My feeling is that the videogame industry is like the beer industry. The percentage of heavy gamers is probably going to remain pretty constant. That's why you have to attract their attention and their money with new and unique videogame concepts.
It's what the beer industry did with microbrew, (Samuel Adams), Mexican (Corona), lime (Bud Light Lime), white beer (Blue Moon), etc. Are more people drinking beer? No, but the companies that introduced new beer concepts are certainly benefiting from their innovations.
Crispy Gamer: What are the biggest threats to the ongoing health of the videogame business?
Ries: I don't know, but the threats will come from the outside. Midnight basketball?
When I was a kid, every kid I knew spent their entire free time outside playing some sort of sport. Baseball, basketball, football, you name it. Now most of the kids are instead watching television or playing with their Nintendo DS.
It might be nice if someone could invite an exciting concept that took place outdoors and included a great amount of physical exercise. I thought go-kart racing might take off, but it never did. (I used to own one and it was more fun than anything I ever did, except the state of New York made it illegal and we have to drive all the way to New Jersey.)

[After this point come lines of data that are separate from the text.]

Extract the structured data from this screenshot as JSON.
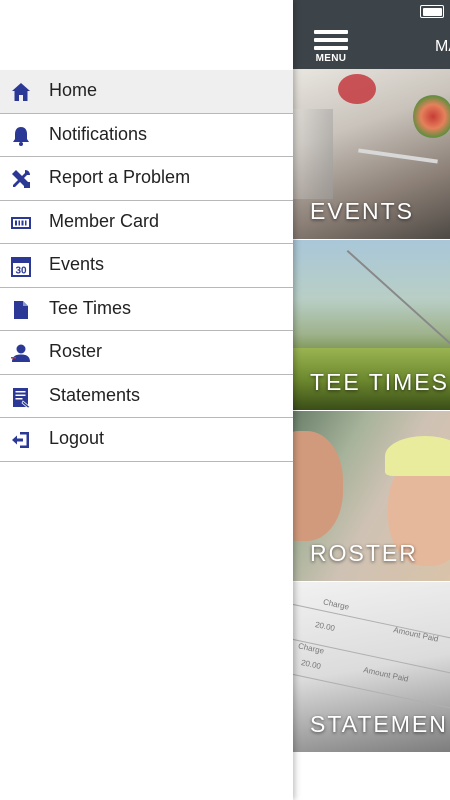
{
  "app": {
    "title": "MA",
    "menu_label": "MENU"
  },
  "drawer": {
    "items": [
      {
        "label": "Home",
        "icon": "home-icon"
      },
      {
        "label": "Notifications",
        "icon": "bell-icon"
      },
      {
        "label": "Report a Problem",
        "icon": "tools-icon"
      },
      {
        "label": "Member Card",
        "icon": "card-icon"
      },
      {
        "label": "Events",
        "icon": "calendar-icon"
      },
      {
        "label": "Tee Times",
        "icon": "document-icon"
      },
      {
        "label": "Roster",
        "icon": "person-icon"
      },
      {
        "label": "Statements",
        "icon": "statement-icon"
      },
      {
        "label": "Logout",
        "icon": "logout-icon"
      }
    ],
    "calendar_day": "30"
  },
  "tiles": [
    {
      "label": "EVENTS"
    },
    {
      "label": "TEE TIMES"
    },
    {
      "label": "ROSTER"
    },
    {
      "label": "STATEMEN"
    }
  ],
  "statement_bg": {
    "charge_1": "Charge",
    "amount_1": "Amount Paid",
    "charge_2": "Charge",
    "amount_2": "Amount Paid",
    "val_1": "20.00",
    "val_2": "20.00"
  },
  "colors": {
    "icon": "#2b3896",
    "appbar": "#3d4449",
    "active_item": "#efefef"
  }
}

Crispy Gamer: If Apple really wants to play in the games business, how should it go about it?
Ries: Maybe an iGames replica of iTunes. Stock and sell a vast array of unique and unusual games for a fixed price. (A low fixed price.)
Crispy Gamer: Finally, based on what you can see, who do you see winning in the market as the Wii, PlayStation 3 and Xbox 360 start to transition out?
Ries: I see the three brands drifting along with little changes in their existing market shares. We'll wait for the next round to take place.